Five Willcox-area juveniles were arrested recently in connection with 10 separate crimes in town, including an attempted break-in at the office of the Arizona Range News.
Detective Jose Rios, with the Willcox Police Department, said that two of the juveniles were boys and three were girls; and four of the juveniles were 14 years old and one girl was 15.
One 14-year-old boy received the most charges, he added.
Their crimes range from criminal damage to burglary, involving damaged automobiles, car windows, theft of monies, and tagging, he said.
Charges against the juveniles range from second-degree and third degree burglary to first- and second-degree criminal trespassing, as well as “numerous counts of criminal damage,” Rios said.
They also include conspiracy to commit criminal damage; theft; multiple counts of criminal damage; burglary; and criminal damage, Rios told the Range News.
The break-ins were of the forced entry variety, by use of kicking in or using a shoulder to get in.
Rios described the crime area as “a big triangle,” stretching from Maley Street to almost the city limits on the south end, from Arizona Avenue east, and west of Railroad Avenue.
There were eight commercial buildings or businesses that were hit:
Lou’s Auto on South Haskell Avenue had a break-in, a burglary, criminal damage, etc., “all of the above,” Rios said.

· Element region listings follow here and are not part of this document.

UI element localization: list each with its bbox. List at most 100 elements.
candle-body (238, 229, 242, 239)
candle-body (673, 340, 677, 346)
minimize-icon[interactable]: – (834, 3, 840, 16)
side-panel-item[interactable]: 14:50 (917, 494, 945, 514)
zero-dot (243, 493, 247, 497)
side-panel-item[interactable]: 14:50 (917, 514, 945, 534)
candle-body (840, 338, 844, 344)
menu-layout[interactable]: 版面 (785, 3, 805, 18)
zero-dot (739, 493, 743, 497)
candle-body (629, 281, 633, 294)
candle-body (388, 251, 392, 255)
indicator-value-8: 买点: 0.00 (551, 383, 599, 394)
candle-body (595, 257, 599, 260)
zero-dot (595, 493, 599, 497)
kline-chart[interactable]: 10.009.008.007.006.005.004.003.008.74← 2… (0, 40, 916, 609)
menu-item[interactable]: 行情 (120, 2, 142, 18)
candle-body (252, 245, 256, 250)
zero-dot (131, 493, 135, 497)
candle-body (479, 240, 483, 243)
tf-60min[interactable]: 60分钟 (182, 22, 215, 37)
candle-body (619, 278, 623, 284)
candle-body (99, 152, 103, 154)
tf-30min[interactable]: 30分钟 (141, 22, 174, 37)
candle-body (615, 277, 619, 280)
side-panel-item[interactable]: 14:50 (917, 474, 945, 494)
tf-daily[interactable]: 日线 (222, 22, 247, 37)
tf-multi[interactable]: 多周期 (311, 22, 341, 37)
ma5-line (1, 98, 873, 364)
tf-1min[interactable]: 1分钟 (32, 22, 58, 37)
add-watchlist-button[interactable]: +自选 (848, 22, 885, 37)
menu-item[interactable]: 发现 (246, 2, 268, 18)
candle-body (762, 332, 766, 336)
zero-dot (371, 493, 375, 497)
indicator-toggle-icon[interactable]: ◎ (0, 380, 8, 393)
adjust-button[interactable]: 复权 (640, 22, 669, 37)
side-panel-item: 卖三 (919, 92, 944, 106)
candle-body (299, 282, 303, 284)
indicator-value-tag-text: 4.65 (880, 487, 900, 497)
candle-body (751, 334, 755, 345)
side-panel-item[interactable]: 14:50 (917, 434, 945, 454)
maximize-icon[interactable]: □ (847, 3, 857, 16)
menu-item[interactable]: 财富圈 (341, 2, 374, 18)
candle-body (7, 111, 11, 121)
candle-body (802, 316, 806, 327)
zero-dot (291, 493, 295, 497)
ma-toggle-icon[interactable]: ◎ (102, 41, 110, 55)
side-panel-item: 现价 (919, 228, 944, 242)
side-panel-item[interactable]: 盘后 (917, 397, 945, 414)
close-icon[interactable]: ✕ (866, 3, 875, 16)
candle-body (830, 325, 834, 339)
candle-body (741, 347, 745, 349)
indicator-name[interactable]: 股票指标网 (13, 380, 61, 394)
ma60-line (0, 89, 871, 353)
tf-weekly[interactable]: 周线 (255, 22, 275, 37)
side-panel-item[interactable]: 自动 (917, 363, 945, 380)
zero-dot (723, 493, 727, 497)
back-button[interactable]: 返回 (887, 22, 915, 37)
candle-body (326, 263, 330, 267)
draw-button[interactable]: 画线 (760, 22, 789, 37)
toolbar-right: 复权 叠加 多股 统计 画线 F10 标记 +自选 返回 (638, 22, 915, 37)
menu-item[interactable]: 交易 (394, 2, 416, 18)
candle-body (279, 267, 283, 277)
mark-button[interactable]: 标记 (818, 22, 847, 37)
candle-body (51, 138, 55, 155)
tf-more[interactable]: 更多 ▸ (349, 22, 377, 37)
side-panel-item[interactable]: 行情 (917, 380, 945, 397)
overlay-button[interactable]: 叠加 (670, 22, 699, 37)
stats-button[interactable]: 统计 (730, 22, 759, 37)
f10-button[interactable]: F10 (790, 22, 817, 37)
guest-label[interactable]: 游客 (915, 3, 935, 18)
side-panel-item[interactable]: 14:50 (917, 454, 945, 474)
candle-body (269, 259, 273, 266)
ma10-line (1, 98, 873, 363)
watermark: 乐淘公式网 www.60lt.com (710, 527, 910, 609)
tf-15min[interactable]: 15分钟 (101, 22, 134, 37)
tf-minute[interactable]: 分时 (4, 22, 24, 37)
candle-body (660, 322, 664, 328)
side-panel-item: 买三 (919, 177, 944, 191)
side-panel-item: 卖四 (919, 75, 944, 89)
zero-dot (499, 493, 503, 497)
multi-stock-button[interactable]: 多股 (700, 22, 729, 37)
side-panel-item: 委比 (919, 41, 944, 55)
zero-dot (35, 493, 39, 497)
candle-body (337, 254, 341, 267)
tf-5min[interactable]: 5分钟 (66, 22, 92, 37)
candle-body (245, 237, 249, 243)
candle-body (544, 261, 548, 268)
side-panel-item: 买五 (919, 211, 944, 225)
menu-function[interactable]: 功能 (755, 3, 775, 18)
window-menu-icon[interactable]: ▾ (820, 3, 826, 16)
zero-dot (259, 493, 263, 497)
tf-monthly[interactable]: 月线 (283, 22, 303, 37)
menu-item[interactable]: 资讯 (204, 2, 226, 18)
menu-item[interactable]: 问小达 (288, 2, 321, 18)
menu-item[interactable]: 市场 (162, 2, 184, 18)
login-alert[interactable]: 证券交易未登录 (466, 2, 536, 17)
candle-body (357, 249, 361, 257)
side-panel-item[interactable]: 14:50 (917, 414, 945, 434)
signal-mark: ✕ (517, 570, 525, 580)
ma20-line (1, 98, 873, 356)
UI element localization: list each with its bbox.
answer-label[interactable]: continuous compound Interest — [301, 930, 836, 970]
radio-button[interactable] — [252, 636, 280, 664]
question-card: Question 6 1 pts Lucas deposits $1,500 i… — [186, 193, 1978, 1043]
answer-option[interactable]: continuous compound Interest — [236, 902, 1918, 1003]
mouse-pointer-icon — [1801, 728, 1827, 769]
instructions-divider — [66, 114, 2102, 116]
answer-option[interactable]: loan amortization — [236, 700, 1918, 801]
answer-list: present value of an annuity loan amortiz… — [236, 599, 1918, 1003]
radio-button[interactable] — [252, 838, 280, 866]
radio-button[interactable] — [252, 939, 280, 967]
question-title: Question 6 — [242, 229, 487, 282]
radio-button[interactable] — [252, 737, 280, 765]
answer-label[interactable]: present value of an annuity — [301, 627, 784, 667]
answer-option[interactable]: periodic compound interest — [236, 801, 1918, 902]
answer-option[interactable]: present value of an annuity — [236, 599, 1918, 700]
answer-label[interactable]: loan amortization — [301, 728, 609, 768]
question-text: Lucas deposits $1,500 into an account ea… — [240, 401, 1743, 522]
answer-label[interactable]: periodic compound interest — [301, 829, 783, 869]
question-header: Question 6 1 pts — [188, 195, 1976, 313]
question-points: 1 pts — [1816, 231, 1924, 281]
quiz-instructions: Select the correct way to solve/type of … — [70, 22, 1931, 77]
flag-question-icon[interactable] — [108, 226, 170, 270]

The Arizona Range News building also sustained an attempted break-in.
A government vehicle was tagged in the Arizona Department of Economic Security (DES) parking lot, as was a recreational vehicle being worked on at Jarod’s on South Curtis Avenue, he said.
The former Apple Farm Restaurant, as well as the former Sands Motel on South Haskell were both tagged, Rios said.
The former NAPA store building sustained broken windows.
The old garage building, in front of the Dunlap Oil Company on South Haskell Avenue, was broken into and tagged inside, and also sustained broken windows, he said.
The other two buildings were residences that were “vacant and unoccupied,” which sustained forced entries and tagged on the inside, Rios told the Range News.